In bash, I know that foo 1>a.txt 2>&1 outputs both stdout and stderr to the same file.
But, if I replace this by foo 1>a.txt 2>a.txt , it behaves strangely.
GNU bash, version 5.1.16(1)-release (x86_64-pc-linux-gnu)
A sample code is here:
#!/usr/bin/bash
function foo {
echo stdout1
echo stdout2
echo stdout3
echo stderr1 >&2
echo stderr2 >&2
echo stdout4
}
foo 1>a.txt 2>a.txt
Then, the content of a.txt is
stderr1
stderr2
stdout3
stdout4
A strange point is I would expect that stdout does not appear at all or,
behaves like 1> a.txt 2>&1, but it is not so.

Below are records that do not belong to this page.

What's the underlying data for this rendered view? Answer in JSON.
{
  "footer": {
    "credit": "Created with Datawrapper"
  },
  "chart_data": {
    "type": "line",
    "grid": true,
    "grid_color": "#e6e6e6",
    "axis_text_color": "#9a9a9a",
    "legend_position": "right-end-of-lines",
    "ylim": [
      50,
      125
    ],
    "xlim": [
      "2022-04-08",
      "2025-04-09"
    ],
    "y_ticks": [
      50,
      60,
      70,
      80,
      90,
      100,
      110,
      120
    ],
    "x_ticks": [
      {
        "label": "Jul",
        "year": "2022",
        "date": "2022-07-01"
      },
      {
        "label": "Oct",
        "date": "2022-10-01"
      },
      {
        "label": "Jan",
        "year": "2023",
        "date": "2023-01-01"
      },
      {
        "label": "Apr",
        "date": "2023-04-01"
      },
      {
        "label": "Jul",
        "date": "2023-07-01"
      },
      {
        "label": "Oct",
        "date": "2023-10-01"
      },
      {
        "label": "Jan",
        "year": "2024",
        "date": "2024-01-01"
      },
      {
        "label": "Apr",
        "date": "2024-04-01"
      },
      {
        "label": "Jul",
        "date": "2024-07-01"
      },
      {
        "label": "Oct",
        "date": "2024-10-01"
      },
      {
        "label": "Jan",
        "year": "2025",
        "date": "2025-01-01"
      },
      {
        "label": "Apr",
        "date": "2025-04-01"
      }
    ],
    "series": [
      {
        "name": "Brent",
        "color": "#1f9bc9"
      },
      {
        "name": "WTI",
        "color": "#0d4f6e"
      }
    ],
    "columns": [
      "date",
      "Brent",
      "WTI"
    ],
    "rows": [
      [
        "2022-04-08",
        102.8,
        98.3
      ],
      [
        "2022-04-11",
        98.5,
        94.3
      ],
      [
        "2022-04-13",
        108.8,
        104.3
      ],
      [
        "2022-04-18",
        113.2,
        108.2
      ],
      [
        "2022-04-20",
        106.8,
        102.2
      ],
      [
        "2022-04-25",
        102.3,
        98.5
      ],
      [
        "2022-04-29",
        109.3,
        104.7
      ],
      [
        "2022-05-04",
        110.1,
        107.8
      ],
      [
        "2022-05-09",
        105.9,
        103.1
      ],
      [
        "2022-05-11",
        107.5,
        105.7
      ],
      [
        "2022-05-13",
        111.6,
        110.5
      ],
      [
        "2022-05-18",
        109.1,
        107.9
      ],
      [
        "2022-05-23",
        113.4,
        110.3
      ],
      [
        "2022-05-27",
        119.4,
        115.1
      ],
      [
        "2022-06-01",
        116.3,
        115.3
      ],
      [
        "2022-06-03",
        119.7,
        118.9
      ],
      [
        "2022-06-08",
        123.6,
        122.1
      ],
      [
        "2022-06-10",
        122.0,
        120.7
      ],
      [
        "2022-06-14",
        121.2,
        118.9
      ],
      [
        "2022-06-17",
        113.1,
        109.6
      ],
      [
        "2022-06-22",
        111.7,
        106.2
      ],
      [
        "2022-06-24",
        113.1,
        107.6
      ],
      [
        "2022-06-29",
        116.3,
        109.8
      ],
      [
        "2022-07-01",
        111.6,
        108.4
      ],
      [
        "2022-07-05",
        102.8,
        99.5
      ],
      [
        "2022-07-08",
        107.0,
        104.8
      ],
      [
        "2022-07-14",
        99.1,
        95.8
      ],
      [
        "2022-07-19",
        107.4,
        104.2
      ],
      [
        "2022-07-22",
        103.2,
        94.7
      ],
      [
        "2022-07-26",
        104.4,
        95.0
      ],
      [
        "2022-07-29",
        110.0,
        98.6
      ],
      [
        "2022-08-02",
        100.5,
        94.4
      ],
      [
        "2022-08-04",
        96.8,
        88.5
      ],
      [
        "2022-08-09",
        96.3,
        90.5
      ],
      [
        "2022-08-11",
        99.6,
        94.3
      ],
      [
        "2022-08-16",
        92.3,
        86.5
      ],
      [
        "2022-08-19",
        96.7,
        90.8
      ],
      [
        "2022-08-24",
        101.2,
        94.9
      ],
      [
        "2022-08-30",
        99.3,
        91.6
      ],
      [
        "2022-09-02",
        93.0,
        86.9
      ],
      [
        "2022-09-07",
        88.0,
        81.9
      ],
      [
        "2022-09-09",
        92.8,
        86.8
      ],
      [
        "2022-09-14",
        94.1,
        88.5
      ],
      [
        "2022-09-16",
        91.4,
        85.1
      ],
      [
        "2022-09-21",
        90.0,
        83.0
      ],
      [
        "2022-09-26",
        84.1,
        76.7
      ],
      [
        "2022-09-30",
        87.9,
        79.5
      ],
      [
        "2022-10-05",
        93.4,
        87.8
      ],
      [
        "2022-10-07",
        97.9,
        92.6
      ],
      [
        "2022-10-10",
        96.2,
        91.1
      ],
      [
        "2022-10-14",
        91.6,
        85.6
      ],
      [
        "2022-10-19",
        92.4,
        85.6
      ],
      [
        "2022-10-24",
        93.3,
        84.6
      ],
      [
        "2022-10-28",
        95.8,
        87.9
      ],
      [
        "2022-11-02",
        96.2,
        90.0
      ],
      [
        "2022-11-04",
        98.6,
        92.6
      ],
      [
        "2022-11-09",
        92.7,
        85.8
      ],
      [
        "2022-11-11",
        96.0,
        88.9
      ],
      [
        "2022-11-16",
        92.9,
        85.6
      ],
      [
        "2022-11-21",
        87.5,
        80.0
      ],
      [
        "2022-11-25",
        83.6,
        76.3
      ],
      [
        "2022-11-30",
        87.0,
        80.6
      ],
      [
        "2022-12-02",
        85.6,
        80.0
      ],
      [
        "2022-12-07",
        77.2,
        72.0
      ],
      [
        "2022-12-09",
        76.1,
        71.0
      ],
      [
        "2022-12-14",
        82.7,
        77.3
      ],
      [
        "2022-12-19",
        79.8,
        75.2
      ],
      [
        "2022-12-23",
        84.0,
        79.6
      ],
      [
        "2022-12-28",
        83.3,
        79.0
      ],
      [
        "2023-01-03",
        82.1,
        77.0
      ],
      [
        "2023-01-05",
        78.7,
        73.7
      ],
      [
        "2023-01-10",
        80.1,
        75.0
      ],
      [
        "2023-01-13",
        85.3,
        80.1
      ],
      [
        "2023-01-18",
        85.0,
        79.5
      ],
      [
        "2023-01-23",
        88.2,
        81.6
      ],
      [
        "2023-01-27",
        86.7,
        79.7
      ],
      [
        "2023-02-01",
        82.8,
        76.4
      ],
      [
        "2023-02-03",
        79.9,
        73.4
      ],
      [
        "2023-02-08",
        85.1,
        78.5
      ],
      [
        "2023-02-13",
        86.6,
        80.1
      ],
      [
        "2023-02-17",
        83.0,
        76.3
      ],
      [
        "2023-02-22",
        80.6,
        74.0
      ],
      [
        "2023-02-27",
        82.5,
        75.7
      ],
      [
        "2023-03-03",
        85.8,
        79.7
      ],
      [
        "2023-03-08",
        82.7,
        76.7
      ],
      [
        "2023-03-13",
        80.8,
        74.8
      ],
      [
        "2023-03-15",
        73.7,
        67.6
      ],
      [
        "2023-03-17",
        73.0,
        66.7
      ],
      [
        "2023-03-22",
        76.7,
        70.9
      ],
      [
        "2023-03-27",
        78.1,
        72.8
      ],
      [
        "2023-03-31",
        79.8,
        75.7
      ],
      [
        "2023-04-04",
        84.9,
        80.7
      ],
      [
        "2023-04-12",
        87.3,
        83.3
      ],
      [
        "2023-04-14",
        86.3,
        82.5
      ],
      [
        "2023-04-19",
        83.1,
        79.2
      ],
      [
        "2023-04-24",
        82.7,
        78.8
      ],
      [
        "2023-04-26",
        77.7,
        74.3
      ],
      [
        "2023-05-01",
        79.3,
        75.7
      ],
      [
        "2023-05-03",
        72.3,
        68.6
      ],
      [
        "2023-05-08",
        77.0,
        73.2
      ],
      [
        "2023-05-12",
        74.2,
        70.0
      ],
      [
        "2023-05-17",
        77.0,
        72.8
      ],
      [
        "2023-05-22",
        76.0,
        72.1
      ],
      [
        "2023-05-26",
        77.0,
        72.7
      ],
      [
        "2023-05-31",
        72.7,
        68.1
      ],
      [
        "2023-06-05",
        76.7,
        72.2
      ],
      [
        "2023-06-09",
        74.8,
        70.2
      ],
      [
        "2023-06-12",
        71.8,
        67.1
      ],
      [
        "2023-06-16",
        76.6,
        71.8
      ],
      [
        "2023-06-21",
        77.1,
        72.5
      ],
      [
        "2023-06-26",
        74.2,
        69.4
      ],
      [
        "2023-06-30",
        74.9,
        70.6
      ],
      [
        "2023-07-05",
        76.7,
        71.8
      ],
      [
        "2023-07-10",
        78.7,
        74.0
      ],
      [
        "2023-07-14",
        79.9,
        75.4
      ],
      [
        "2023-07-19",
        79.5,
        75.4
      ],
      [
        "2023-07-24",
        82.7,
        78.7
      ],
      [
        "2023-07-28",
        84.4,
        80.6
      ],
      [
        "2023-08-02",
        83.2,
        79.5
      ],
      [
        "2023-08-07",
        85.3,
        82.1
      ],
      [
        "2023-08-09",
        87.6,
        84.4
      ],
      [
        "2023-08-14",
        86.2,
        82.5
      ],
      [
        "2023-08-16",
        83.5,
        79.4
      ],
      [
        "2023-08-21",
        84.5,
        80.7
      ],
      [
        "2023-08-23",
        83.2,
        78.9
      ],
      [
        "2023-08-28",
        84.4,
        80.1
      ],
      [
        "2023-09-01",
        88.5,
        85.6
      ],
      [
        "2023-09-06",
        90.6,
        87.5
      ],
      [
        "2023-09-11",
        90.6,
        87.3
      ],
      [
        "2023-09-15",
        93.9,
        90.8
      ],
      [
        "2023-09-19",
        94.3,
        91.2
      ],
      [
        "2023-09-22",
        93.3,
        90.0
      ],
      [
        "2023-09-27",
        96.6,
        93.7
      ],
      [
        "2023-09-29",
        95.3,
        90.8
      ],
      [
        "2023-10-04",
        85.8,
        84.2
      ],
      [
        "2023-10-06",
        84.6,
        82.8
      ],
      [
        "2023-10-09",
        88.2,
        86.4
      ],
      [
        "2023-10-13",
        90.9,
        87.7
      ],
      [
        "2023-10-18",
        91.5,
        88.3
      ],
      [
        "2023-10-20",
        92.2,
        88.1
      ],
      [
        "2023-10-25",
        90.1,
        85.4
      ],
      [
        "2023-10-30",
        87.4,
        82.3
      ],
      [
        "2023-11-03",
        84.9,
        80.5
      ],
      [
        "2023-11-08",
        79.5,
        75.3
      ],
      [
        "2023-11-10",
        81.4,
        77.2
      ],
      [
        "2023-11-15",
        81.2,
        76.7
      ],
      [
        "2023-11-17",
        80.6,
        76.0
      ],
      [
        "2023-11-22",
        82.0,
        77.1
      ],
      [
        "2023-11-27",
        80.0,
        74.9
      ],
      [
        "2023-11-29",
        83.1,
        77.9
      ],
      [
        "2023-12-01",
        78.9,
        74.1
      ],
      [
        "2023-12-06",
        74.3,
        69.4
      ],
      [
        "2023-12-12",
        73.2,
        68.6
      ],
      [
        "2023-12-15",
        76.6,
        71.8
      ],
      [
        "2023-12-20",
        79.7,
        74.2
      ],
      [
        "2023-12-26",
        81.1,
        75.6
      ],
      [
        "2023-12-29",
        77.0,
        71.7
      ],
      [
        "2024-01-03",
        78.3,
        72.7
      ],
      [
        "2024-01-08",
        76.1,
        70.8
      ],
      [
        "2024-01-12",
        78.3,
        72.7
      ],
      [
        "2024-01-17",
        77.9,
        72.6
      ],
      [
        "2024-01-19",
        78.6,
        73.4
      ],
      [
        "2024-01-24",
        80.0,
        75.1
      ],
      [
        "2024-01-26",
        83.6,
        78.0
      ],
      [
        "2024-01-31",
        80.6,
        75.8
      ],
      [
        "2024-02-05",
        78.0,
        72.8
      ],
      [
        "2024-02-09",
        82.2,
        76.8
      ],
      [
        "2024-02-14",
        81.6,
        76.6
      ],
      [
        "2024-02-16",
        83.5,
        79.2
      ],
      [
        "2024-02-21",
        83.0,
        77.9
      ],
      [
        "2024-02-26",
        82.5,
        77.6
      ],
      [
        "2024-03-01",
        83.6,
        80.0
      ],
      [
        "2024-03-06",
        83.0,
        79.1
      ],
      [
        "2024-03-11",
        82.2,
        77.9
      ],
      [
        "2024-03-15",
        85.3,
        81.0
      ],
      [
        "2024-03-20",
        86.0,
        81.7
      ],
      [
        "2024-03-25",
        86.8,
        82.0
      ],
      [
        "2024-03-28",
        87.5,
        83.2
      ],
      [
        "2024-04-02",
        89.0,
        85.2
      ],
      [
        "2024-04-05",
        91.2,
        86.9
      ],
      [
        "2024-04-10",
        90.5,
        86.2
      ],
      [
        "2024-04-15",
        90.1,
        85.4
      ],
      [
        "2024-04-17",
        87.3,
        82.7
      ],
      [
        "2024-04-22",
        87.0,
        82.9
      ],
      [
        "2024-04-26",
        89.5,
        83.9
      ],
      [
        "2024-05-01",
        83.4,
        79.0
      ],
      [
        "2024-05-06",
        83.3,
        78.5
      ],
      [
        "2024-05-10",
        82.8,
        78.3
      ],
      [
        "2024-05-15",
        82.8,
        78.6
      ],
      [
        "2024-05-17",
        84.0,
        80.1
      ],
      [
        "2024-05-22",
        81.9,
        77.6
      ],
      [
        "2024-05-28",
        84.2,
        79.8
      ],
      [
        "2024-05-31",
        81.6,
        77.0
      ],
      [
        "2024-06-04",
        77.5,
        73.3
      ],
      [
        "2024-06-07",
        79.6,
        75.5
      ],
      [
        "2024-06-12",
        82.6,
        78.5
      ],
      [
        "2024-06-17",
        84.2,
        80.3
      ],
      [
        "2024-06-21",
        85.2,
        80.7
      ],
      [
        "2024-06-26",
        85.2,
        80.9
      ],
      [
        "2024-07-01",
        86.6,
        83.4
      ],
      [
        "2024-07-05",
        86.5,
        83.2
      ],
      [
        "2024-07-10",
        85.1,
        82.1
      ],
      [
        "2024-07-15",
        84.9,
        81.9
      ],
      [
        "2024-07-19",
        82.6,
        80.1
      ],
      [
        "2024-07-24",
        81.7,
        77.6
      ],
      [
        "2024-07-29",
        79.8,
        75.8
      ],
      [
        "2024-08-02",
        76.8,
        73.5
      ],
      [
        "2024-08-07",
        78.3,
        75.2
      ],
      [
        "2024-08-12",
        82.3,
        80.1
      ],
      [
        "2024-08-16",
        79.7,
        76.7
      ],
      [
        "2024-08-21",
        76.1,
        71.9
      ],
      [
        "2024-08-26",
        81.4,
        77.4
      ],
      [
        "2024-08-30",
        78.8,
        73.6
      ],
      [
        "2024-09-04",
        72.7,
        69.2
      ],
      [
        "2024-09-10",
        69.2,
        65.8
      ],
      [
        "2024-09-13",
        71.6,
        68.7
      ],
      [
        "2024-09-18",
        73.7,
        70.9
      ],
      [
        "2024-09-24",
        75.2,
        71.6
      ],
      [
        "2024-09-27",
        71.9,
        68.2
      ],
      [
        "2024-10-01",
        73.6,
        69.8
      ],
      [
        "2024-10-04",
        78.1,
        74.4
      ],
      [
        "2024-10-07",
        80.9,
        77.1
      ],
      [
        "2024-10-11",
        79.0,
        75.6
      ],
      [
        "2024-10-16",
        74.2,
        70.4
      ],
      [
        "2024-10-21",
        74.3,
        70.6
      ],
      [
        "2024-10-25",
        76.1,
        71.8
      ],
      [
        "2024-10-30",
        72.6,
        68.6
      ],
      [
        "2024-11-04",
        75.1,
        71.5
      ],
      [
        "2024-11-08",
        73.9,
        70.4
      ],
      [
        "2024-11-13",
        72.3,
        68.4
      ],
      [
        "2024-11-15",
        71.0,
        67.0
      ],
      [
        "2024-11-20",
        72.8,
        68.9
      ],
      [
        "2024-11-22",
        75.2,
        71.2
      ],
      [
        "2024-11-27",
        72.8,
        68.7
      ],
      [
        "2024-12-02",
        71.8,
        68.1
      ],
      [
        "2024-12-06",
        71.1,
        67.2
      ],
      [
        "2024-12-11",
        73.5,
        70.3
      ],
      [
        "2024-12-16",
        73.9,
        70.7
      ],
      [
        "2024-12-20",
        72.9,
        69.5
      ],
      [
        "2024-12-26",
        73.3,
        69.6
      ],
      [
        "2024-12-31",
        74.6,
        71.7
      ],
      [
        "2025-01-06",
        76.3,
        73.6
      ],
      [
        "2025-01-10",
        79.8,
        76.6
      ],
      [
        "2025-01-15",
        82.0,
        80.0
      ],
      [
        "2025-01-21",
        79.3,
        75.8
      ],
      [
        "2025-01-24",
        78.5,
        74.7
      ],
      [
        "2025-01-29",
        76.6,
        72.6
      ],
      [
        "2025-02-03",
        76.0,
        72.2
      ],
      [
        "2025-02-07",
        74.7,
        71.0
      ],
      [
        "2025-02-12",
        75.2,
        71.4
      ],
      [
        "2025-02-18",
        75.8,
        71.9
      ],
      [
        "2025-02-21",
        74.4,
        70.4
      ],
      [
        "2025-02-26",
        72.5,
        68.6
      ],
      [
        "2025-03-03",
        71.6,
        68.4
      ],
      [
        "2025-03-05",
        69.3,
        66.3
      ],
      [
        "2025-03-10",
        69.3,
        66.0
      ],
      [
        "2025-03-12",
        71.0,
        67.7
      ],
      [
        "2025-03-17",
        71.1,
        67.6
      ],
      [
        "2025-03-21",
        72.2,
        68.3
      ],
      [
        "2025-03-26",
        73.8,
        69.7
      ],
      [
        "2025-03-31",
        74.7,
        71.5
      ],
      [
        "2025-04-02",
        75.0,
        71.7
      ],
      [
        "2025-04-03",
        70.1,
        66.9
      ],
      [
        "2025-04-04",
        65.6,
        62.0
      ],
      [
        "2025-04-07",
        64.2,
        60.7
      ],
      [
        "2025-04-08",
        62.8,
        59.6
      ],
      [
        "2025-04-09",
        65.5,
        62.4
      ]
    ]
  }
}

A problem is that a.txt is open in write mode twice.
I want to know what happens in this redirections.
This is an expected behavior but looks strange just because the number of characters of the English words stderr and stdout are same.
The root cause is a.txt is open twice, giving bash two file handles which both point to a.txt. They are completely independent, meaning the seek positions are not synced.
Let's see it step by step. When
echo stdout1
echo stdout2
echo stdout3
is executed, the content of the file becomes
stdout1
stdout2
stdout3
Then
echo stderr1 >&2
echo stderr2 >&2
is executed but the seek position of stderr is still 0 so the first and second line is overwritten, giving
stderr1
stderr2
stdout3
Finally,
echo stdout4
gives
stderr1
stderr2
stdout3
stdout4
because the seek position of stdout is at the start of the 4th line due to the previous execution of echo stdout1; echo stdout2; echo stdout3.